Generative AI is, in many ways, the technological foundation that has made agentic AI possible: language models are the «brain» that reasons and makes decisions, but it is the agentic architecture that gives it the ability to act.

Why Companies Are Turning to Agent-Based AI Now

Three factors have accelerated this transition:

  1. The models have improved in reasoning and planning, not just in text generation.
  2. The Maturity of Enterprise Integrations (APIs, connectors, and protocols such as MCP) enable an AI agent to interact securely with real-world systems: CRM, ERP, and document management platforms.
  3. The pressure to deliver tangible ROI. After several years of experimenting with generative AI, many organizations are now looking for solutions that generate a measurable impact on operational processes, not just on individual productivity.

Use cases where agentic AI is already making a difference

  • Advanced Customer Service: an agent who not only answers questions, but also checks the status of an order, processes a return, and updates the relevant system.
  • Supplier and Purchasing Management: agents who compare terms, generate orders, and automatically track delivery times.
  • Ongoing financial analysis: systems that monitor indicators, detect deviations, and generate alerts or reports without constant manual intervention.
  • Decision-making support for distribution and mass retail: From demand forecasting to automatic adjustments in the supply chain.

Is agent-based AI right for every company?

Not automatically. Before adopting agent-based AI, it’s a good idea to answer three questions:

  • Are there any repetitive processes with clear rules that currently take up a disproportionate amount of human time?
  • Are internal systems (ERP, CRM, databases) ready to connect securely with an external provider?
  • Is there a governance framework that defines which decisions an agent can make autonomously and which ones require human validation?
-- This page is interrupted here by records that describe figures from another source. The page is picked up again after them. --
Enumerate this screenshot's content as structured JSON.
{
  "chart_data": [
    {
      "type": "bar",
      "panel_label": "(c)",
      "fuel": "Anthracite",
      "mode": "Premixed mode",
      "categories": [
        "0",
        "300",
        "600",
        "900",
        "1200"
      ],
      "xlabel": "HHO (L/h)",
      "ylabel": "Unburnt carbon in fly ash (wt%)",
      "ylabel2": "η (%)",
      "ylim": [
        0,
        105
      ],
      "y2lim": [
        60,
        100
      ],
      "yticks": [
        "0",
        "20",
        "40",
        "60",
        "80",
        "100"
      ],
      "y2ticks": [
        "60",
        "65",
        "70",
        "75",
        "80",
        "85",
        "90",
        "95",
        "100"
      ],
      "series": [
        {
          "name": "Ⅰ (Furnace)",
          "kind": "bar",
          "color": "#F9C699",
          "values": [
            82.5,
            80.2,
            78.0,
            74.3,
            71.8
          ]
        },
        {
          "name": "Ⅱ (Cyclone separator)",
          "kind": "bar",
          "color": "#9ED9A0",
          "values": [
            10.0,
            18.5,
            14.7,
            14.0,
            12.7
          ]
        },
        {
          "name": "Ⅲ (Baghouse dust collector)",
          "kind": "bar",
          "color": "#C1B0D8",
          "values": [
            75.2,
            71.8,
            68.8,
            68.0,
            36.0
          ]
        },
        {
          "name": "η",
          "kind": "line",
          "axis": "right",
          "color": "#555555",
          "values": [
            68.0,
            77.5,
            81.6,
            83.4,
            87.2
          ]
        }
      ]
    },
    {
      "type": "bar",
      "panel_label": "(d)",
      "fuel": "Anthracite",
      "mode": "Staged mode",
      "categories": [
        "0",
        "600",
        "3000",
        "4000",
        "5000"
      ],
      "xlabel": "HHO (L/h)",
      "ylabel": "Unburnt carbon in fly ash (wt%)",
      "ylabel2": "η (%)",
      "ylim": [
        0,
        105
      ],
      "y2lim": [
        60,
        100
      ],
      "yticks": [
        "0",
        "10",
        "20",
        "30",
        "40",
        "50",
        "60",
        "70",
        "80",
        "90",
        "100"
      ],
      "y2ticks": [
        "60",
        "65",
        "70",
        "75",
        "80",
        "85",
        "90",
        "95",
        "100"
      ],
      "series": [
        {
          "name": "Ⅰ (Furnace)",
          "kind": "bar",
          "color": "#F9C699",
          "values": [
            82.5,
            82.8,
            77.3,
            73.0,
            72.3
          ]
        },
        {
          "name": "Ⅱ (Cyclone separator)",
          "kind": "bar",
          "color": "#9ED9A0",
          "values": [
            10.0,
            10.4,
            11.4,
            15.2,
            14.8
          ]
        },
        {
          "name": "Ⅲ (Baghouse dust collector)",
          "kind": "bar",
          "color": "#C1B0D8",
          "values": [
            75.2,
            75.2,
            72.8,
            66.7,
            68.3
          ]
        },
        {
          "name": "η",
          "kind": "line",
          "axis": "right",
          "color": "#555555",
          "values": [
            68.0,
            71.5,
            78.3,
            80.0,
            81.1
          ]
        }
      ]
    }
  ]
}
Without these answers, the risk is not technological, but organizational: automating poorly defined processes only exacerbates the problem.

Agentic AI does not replace generative AI: it complements it and takes it a step further, from content generation to the autonomous execution of business tasks. For companies that have already incorporated generative AI into their day-to-day operations, this is the next logical step—provided it is approached with a clear strategy for processes, governance, and systems integration.